The Holidays That Keep on Giving: The USPTO Can Declare Its Own Holidays With no Real Notice

by Joshua B. Goldberg (Nath, Goldberg & Meyer – USA)

The USPTO experienced a massive power failure on December 22, 2015, resulting in a cascading sequence of subsequent computer failures that left its electronic filing system completely unusable and inoperable. Rather than take some other action, the USPTO made the decision to consider those days from December 22, 2015 until December 24, 2015, after which the electronic filing system was again available, as “Federal holiday[s] within the District of Colombia”, thus extending any deadlines falling on those days as provided for under US laws and regulations. In its statement, the USPTO declared:

As a result, “[a]ny action or fee due on these days will be considered as timely for the purposes of, e.g., 15 U.S.C. §§ 1051(b), 1058, 1059, 1062(b), 1063, 1064, and 1126(d), or 35 U.S.C. §§ 119, 120, 133, and 151, if the action is taken, or the fee paid, on the next succeeding business day on which the USPTO is open (37 C.F.R. §§ 1.7(a) and 2.196).”

This all came about despite all other procedures for submitting filings to the USPTO remaining available over the December 22-24 time period, for example, hand carrying to the USPTO mailroom, sending filings via certified mail, sending documents via facsimile, etc.

Elm 3DS Innovations LLC (“Elm”) challenged the USPTO’s authority to declare that a day was a “Federal holiday within the District of Colombia” when that day was not treated as such by any other Federal agency. In this regard, Elm asserted that only Congress can declare a “Federal holiday within the District of Colombia.” Further, Elm asserted it was harmed by these “holidays” because the PTAB accepted IPR petitions filed against its patents on December 28, 2015, even though the statutory deadline for the petitions expired December 24, 2015.

In denying Elm’s suit and granting the USPTO’s motion to dismiss, the District Court gave three main reasons in support of its decision:

  1. The IPR statute (35 USC 314 § (d)) precludes judicial review of “any direct challenge to the institution of the IPR proceedings.”
  2. The declaration of holidays was not a “final agency action” reviewable under the APA (Administrative Procedures Act), because it is “[a] merely procedural rule, which does not impose harm.”
  3. Elm has an alternative remedy via appeal to the Federal Circuit once there has been a final decision in the IPR proceedings.
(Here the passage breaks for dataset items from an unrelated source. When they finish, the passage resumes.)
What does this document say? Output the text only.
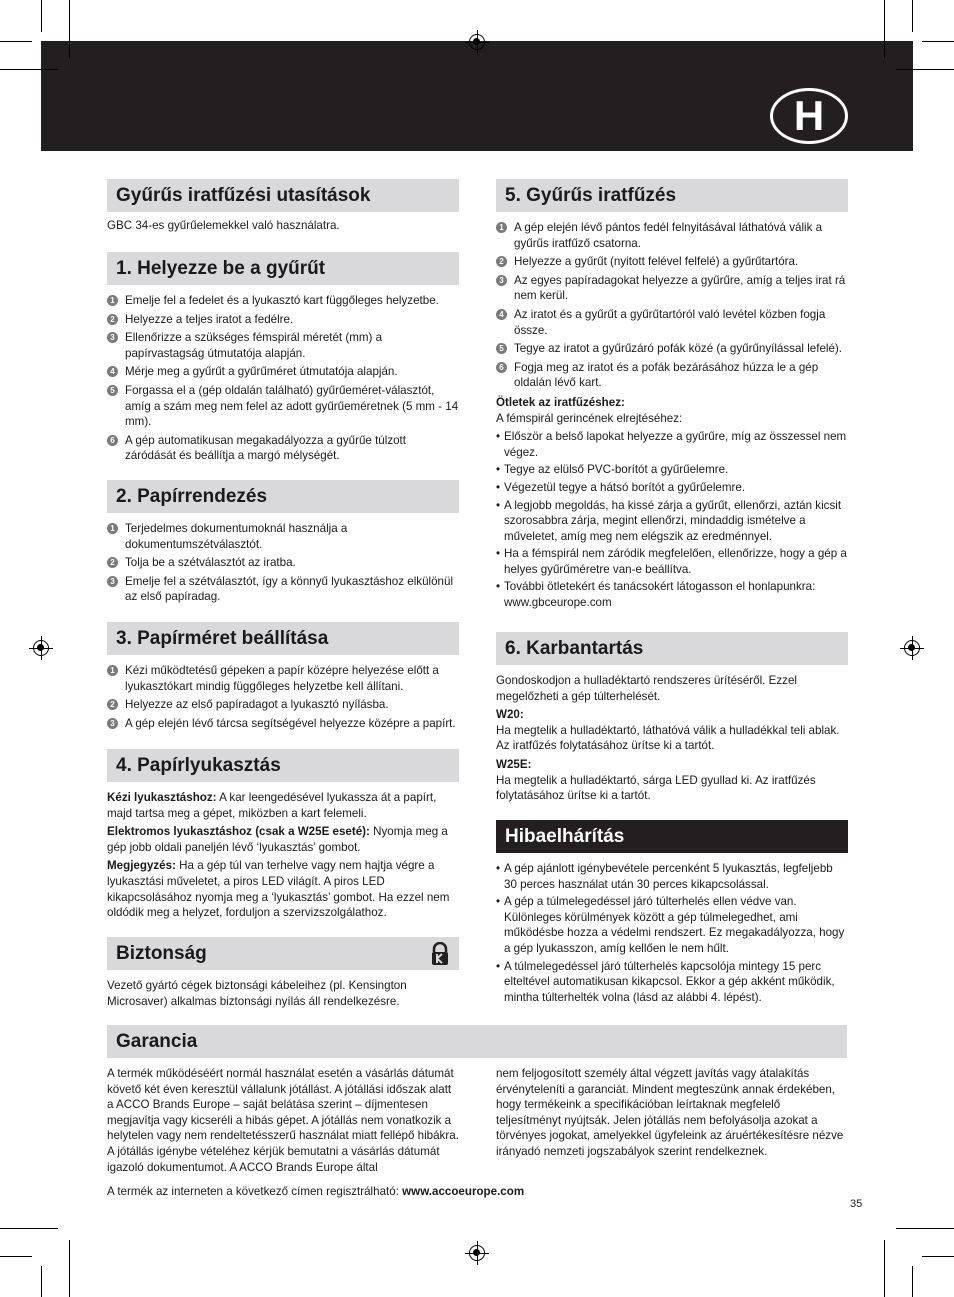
H
Gyűrűs iratfűzési utasítások
GBC 34-es gyűrűelemekkel való használatra.
1. Helyezze be a gyűrűt
1 Emelje fel a fedelet és a lyukasztó kart függőleges helyzetbe.
2 Helyezze a teljes iratot a fedélre.
3 Ellenőrizze a szükséges fémspirál méretét (mm) a papírvastagság útmutatója alapján.
4 Mérje meg a gyűrűt a gyűrűméret útmutatója alapján.
5 Forgassa el a (gép oldalán található) gyűrűeméret-választót, amíg a szám meg nem felel az adott gyűrűeméretnek (5 mm - 14 mm).
6 A gép automatikusan megakadályozza a gyűrűe túlzott záródását és beállítja a margó mélységét.
2. Papírrendezés
1 Terjedelmes dokumentumoknál használja a dokumentumszétválasztót.
2 Tolja be a szétválasztót az iratba.
3 Emelje fel a szétválasztót, így a könnyű lyukasztáshoz elkülönül az első papíradag.
3. Papírméret beállítása
1 Kézi működtetésű gépeken a papír középre helyezése előtt a lyukasztókart mindig függőleges helyzetbe kell állítani.
2 Helyezze az első papíradagot a lyukasztó nyílásba.
3 A gép elején lévő tárcsa segítségével helyezze középre a papírt.
4. Papírlyukasztás

Kézi lyukasztáshoz: A kar leengedésével lyukassza át a papírt, majd tartsa meg a gépet, miközben a kart felemeli.

Elektromos lyukasztáshoz (csak a W25E eseté): Nyomja meg a gép jobb oldali paneljén lévő ‘lyukasztás’ gombot.

Megjegyzés: Ha a gép túl van terhelve vagy nem hajtja végre a lyukasztási műveletet, a piros LED világít. A piros LED kikapcsolásához nyomja meg a ‘lyukasztás’ gombot. Ha ezzel nem oldódik meg a helyzet, forduljon a szervizszolgálathoz.

Biztonság
Vezető gyártó cégek biztonsági kábeleihez (pl. Kensington Microsaver) alkalmas biztonsági nyílás áll rendelkezésre.
5. Gyűrűs iratfűzés
1 A gép elején lévő pántos fedél felnyitásával láthatóvá válik a gyűrűs iratfűző csatorna.
2 Helyezze a gyűrűt (nyitott felével felfelé) a gyűrűtartóra.
3 Az egyes papíradagokat helyezze a gyűrűre, amíg a teljes irat rá nem kerül.
4 Az iratot és a gyűrűt a gyűrűtartóról való levétel közben fogja össze.
5 Tegye az iratot a gyűrűzáró pofák közé (a gyűrűnyílással lefelé).
6 Fogja meg az iratot és a pofák bezárásához húzza le a gép oldalán lévő kart.

Ötletek az iratfűzéshez:

A fémspirál gerincének elrejtéséhez:

• Először a belső lapokat helyezze a gyűrűre, míg az összessel nem végez.
• Tegye az elülső PVC-borítót a gyűrűelemre.
• Végezetül tegye a hátsó borítót a gyűrűelemre.
• A legjobb megoldás, ha kissé zárja a gyűrűt, ellenőrzi, aztán kicsit szorosabbra zárja, megint ellenőrzi, mindaddig ismételve a műveletet, amíg meg nem elégszik az eredménnyel.
• Ha a fémspirál nem záródik megfelelően, ellenőrizze, hogy a gép a helyes gyűrűméretre van-e beállítva.
• További ötletekért és tanácsokért látogasson el honlapunkra: www.gbceurope.com
6. Karbantartás

Gondoskodjon a hulladéktartó rendszeres ürítéséről. Ezzel megelőzheti a gép túlterhelését.

W20:

Ha megtelik a hulladéktartó, láthatóvá válik a hulladékkal teli ablak. Az iratfűzés folytatásához ürítse ki a tartót.

W25E:

Ha megtelik a hulladéktartó, sárga LED gyullad ki. Az iratfűzés folytatásához ürítse ki a tartót.

Hibaelhárítás
• A gép ajánlott igénybevétele percenként 5 lyukasztás, legfeljebb 30 perces használat után 30 perces kikapcsolással.
• A gép a túlmelegedéssel járó túlterhelés ellen védve van. Különleges körülmények között a gép túlmelegedhet, ami működésbe hozza a védelmi rendszert. Ez megakadályozza, hogy a gép lyukasszon, amíg kellően le nem hűlt.
• A túlmelegedéssel járó túlterhelés kapcsolója mintegy 15 perc elteltével automatikusan kikapcsol. Ekkor a gép akként működik, mintha túlterhelték volna (lásd az alábbi 4. lépést).
Garancia
A termék működéséért normál használat esetén a vásárlás dátumát követő két éven keresztül vállalunk jótállást. A jótállási időszak alatt a ACCO Brands Europe – saját belátása szerint – díjmentesen megjavítja vagy kicseréli a hibás gépet. A jótállás nem vonatkozik a helytelen vagy nem rendeltetésszerű használat miatt fellépő hibákra. A jótállás igénybe vételéhez kérjük bemutatni a vásárlás dátumát igazoló dokumentumot. A ACCO Brands Europe által
nem feljogosított személy által végzett javítás vagy átalakítás érvényteleníti a garanciát. Mindent megteszünk annak érdekében, hogy termékeink a specifikációban leírtaknak megfelelő teljesítményt nyújtsák. Jelen jótállás nem befolyásolja azokat a törvényes jogokat, amelyekkel ügyfeleink az áruértékesítésre nézve irányadó nemzeti jogszabályok szerint rendelkeznek.
A termék az interneten a következő címen regisztrálható: www.accoeurope.com
35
Per the District Court, none of Elm’s alleged injuries were “concrete and immediately felt” when the holidays were declared, but rather were “contingent on events independent of [the holiday] actions,” specifically, those of the IPR petitioners and the PTAB. The District Court also indicated the USPTO’s imposition of these “holidays” did not expand the substantive rights of the IPR petition filers. That is, because of the “holidays” petitioners could file their petitions electronically on December 28 instead of having to request permission to file by mail by December 24, but the substantive IPR requirements were not affected.
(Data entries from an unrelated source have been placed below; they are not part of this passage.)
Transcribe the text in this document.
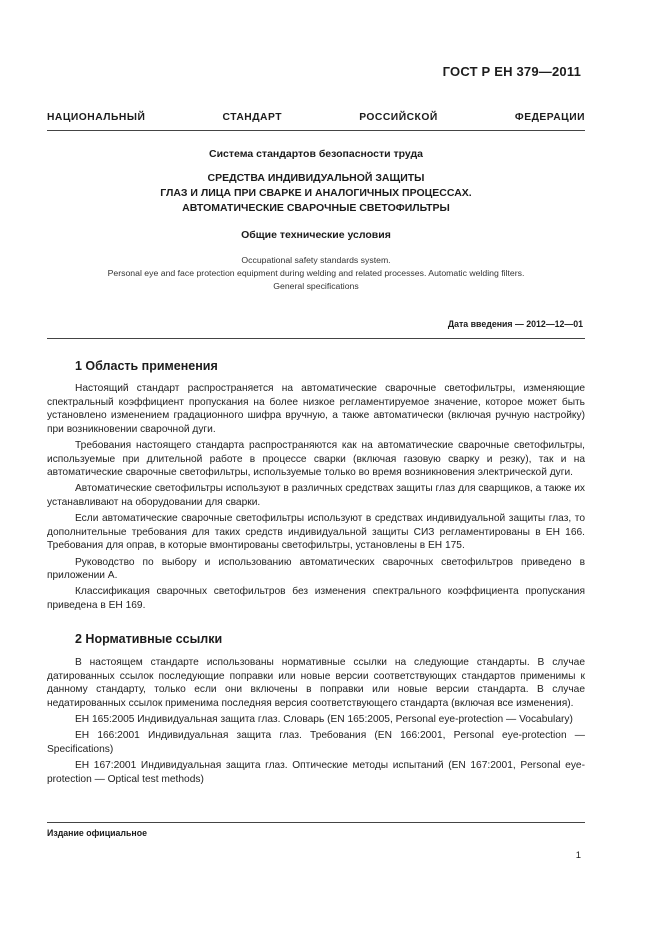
ГОСТ Р ЕН 379—2011
НАЦИОНАЛЬНЫЙ СТАНДАРТ РОССИЙСКОЙ ФЕДЕРАЦИИ
Система стандартов безопасности труда
СРЕДСТВА ИНДИВИДУАЛЬНОЙ ЗАЩИТЫ
ГЛАЗ И ЛИЦА ПРИ СВАРКЕ И АНАЛОГИЧНЫХ ПРОЦЕССАХ.
АВТОМАТИЧЕСКИЕ СВАРОЧНЫЕ СВЕТОФИЛЬТРЫ
Общие технические условия
Occupational safety standards system.
Personal eye and face protection equipment during welding and related processes. Automatic welding filters.
General specifications
Дата введения — 2012—12—01
1 Область применения

Настоящий стандарт распространяется на автоматические сварочные светофильтры, изменяющие спектральный коэффициент пропускания на более низкое регламентируемое значение, которое может быть установлено изменением градационного шифра вручную, а также автоматически (включая ручную настройку) при возникновении сварочной дуги.

Требования настоящего стандарта распространяются как на автоматические сварочные светофильтры, используемые при длительной работе в процессе сварки (включая газовую сварку и резку), так и на автоматические сварочные светофильтры, используемые только во время возникновения электрической дуги.

Автоматические светофильтры используют в различных средствах защиты глаз для сварщиков, а также их устанавливают на оборудовании для сварки.

Если автоматические сварочные светофильтры используют в средствах индивидуальной защиты глаз, то дополнительные требования для таких средств индивидуальной защиты СИЗ регламентированы в ЕН 166. Требования для оправ, в которые вмонтированы светофильтры, установлены в ЕН 175.

Руководство по выбору и использованию автоматических сварочных светофильтров приведено в приложении А.

Классификация сварочных светофильтров без изменения спектрального коэффициента пропускания приведена в ЕН 169.

2 Нормативные ссылки

В настоящем стандарте использованы нормативные ссылки на следующие стандарты. В случае датированных ссылок последующие поправки или новые версии соответствующих стандартов применимы к данному стандарту, только если они включены в поправки или новые версии стандарта. В случае недатированных ссылок применима последняя версия соответствующего стандарта (включая все изменения).

ЕН 165:2005 Индивидуальная защита глаз. Словарь (EN 165:2005, Personal eye-protection — Vocabulary)

ЕН 166:2001 Индивидуальная защита глаз. Требования (EN 166:2001, Personal eye-protection — Specifications)

ЕН 167:2001 Индивидуальная защита глаз. Оптические методы испытаний (EN 167:2001, Personal eye-protection — Optical test methods)

Издание официальное
1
Where does this leave us now? Can the USPTO arbitrarily turn any day into a “holiday”, thereby potentially greatly impacting patent certainty and imposing certain restrictions on a patentee’s rights? If Elm’s patents are invalidated in the IPR proceedings, it may again raise its claim against these “holidays” in an appeal to the Federal Circuit. If so, it will then be up to the Federal Circuit to review this USPTO action, or to decide that the action is unreviewable under the IPR statute and/or the APA. If the Federal Circuit renders a decision under the IPR statute, that could leave open the door for challenge by others, for example, a party accused of infringement of a patent that would be invalid but for the additional grace period provided by the “holidays.”